Хранительница Книги бодро покрикивала на писцов, по шороху шагов и дыханию опознавала соплеменников, держала в памяти события вековой давности. За последние два года, что Артур не был в северной деревне, мама Рита старела незаметно. Старалась не горбиться, держалась удивительно прямо, и приказания ее выполнялись, как и прежде, беспрекословно.
Но кое-что изменилось. Коваль сразу заметил, какими усилиями дается Хранительнице каждое слово. Она почти не вставала с кровати, куталась в длинную волчью шубу, а ноги держала в шайке с горячим ароматическим настоем. В избе, несмотря на жаркую погоду, было натоплено, и одна из девушек периодически подливала в шайку горячей воды.
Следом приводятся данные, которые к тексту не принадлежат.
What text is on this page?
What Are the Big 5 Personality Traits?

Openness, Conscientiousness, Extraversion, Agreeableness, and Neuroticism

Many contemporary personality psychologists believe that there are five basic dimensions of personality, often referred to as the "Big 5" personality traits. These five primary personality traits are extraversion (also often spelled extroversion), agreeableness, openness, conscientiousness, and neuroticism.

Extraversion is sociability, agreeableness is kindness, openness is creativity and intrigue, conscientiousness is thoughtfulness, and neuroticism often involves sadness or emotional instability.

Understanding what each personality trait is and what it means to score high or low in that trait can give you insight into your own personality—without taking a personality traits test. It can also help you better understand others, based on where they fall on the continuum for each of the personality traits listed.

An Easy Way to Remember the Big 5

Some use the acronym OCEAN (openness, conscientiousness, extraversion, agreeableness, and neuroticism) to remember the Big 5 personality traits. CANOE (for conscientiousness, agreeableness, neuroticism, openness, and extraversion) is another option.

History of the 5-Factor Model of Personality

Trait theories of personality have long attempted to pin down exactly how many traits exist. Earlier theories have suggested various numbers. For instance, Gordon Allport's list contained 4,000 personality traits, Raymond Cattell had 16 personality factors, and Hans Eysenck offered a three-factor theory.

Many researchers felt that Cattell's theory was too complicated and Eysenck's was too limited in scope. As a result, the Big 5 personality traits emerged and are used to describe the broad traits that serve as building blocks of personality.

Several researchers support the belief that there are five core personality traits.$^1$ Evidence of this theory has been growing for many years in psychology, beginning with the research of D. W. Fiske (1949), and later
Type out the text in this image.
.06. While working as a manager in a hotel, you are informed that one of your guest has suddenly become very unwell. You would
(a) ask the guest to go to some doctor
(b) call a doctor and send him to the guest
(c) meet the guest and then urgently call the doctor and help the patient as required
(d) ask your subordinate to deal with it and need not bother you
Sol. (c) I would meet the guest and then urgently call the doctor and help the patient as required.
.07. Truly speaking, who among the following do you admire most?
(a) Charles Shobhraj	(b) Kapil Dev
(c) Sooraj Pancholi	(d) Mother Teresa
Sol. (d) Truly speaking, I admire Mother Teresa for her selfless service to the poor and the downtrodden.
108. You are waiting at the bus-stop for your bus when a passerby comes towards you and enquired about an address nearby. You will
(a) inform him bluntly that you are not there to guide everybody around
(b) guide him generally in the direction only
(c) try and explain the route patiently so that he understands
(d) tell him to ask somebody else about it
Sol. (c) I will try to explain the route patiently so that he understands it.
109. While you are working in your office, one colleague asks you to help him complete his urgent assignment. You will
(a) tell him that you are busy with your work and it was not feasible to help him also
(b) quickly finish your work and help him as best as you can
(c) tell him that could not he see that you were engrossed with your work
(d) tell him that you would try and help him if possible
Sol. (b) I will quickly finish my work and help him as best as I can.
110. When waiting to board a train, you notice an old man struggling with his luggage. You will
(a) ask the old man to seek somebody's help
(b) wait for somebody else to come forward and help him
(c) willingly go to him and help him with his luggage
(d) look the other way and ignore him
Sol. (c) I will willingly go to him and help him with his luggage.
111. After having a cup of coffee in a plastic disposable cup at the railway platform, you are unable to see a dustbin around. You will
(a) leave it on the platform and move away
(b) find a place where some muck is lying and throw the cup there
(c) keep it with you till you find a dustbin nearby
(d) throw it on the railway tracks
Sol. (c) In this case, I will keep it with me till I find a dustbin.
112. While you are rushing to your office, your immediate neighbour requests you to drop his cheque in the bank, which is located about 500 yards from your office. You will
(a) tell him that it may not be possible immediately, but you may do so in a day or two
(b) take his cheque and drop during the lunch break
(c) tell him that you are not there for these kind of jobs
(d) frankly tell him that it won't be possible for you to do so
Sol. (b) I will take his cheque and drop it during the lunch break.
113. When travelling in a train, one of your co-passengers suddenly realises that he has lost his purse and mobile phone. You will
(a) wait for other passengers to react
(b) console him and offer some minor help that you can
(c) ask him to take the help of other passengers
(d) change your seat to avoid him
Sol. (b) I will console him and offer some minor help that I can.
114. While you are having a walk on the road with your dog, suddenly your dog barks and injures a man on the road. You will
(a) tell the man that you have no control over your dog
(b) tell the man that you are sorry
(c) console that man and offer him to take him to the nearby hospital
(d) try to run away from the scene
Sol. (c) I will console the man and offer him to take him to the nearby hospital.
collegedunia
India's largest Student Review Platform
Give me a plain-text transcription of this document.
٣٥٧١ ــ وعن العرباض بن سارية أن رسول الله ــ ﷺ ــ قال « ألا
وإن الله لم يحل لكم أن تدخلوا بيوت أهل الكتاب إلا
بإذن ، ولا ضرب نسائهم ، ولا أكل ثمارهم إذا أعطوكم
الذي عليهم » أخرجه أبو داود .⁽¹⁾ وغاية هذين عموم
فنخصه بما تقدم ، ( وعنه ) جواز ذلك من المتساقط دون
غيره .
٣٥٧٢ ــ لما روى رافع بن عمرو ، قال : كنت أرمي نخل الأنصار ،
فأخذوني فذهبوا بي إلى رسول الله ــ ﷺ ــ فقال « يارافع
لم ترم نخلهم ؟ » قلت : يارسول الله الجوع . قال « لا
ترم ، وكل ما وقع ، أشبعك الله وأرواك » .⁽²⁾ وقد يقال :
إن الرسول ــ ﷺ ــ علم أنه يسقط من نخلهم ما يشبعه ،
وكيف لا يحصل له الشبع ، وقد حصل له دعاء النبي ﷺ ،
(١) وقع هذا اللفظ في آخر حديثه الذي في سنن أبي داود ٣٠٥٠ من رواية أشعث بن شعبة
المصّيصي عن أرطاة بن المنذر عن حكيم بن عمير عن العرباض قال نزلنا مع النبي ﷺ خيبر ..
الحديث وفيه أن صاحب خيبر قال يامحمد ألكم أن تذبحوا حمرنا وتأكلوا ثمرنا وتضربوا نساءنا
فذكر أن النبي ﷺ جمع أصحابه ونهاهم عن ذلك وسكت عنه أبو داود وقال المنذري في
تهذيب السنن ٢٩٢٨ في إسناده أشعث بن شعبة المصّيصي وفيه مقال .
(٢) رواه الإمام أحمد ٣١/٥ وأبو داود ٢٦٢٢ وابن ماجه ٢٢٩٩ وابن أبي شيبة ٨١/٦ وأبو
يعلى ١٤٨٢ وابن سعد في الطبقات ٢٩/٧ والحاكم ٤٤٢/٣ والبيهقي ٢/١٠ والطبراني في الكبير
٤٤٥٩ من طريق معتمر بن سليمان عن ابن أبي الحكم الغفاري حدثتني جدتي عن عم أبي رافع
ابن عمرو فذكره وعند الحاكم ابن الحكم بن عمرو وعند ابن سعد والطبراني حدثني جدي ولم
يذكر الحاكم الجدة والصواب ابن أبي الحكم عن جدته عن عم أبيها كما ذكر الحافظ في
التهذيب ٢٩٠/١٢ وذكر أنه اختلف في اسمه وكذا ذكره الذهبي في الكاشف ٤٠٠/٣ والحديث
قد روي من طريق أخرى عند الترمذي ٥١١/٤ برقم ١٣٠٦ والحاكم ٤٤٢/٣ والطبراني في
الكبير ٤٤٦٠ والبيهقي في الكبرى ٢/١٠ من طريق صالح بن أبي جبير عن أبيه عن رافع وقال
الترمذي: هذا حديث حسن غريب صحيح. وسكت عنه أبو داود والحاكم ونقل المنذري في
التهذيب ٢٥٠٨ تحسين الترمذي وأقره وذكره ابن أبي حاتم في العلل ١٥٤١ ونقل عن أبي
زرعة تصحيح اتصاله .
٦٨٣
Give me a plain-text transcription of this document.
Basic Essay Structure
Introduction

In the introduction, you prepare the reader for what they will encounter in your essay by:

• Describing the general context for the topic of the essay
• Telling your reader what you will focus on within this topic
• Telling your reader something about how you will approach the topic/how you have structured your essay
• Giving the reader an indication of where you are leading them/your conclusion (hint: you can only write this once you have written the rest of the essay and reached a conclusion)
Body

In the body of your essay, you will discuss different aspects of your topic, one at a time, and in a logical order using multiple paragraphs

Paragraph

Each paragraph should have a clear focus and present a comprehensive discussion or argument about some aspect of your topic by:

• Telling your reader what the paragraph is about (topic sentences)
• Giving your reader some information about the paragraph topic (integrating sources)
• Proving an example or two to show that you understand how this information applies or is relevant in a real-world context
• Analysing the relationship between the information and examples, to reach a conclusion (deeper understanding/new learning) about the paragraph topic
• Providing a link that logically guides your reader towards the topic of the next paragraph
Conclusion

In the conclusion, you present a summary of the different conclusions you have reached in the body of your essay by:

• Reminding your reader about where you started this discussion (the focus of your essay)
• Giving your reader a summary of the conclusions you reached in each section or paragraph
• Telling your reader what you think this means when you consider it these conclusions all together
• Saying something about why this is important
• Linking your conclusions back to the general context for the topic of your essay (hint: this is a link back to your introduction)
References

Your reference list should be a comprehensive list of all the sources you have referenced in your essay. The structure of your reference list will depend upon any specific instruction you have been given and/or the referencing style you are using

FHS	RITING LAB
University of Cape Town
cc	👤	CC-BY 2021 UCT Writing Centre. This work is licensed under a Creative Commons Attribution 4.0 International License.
А сегодня оказалась занята обычно пустовавшая лавка справа. Место преемника на посту у главной святыни.
Вплотную к старухе, зарывшись в ворох тетрадей, восседала старая уральская знакомая, Анна Первая.
Раньше Артур полагал, что заменить маму Риту может только женщина из северного племени, но теперь убедился, что некоторые правила Качальщиков так и остались ему непонятны.
— Мир дням твоим, Хранительница!
— Мир дням твоим, Клинок. У тебя хриплый голос. Ты болен?
— Нет, мама. Немного устал с дороги, — при воспоминании о последней неделе путешествия Коваля передернуло.
— Спасибо, что услышал мою просьбу…
— Хранительница ждала тебя два дня назад, — сухо заметила Анна.
«Со сменщицей будет тяжеловато», — подумал Артур, но сказать ничего не успел, потому что встрял Бердер:
— Это моя вина, мама Анна! Я получил голубя, и встречал Клинка на свежем змее, но под Витебском два дня бушевала сильная гроза. Опасно подниматься в воздух при таком ветре и молниях.
Старая Хранительница успокаивающе подняла сухую, перевитую венами руку, и Коваль заметил, как утомлена женщина коротким разговором. Наверняка мама Рита держалась исключительно на травах и притираниях. «Ей, должно быть, не меньше девяноста лет», — прикинул Артур…
— Не будем спорить, — Хранительница обвела слепыми глазами бревенчатые, потемневшие от копоти стены. — Скажи другое, Клинок. Мне известно, что вы провели в западных странах больше месяца. Твой город сможет потерпеть без тебя еще день?
— Твое внимание важнее мелких проблем, госпожа. В городе за меня руководят достойные люди. Я пробуду с тобой столько, сколько потребуется.
— У вас бунтуют люди Полумесяца. Говорят, чернь поджигает их дома. Пока тебя не было, на правом берегу растерзали несколько десятков последователей Лао. Там живут маленькие косоглазые люди, пришедшие с Востока. Их пытаются выжить из города?
— Мои клерки разберутся без меня, госпожа. Они знают, что нужно поступать по справедливости.
— Справедливость? Раньше ты называл так то, что носил в сердце, теперь ты называешь так свитки с казенными правилами.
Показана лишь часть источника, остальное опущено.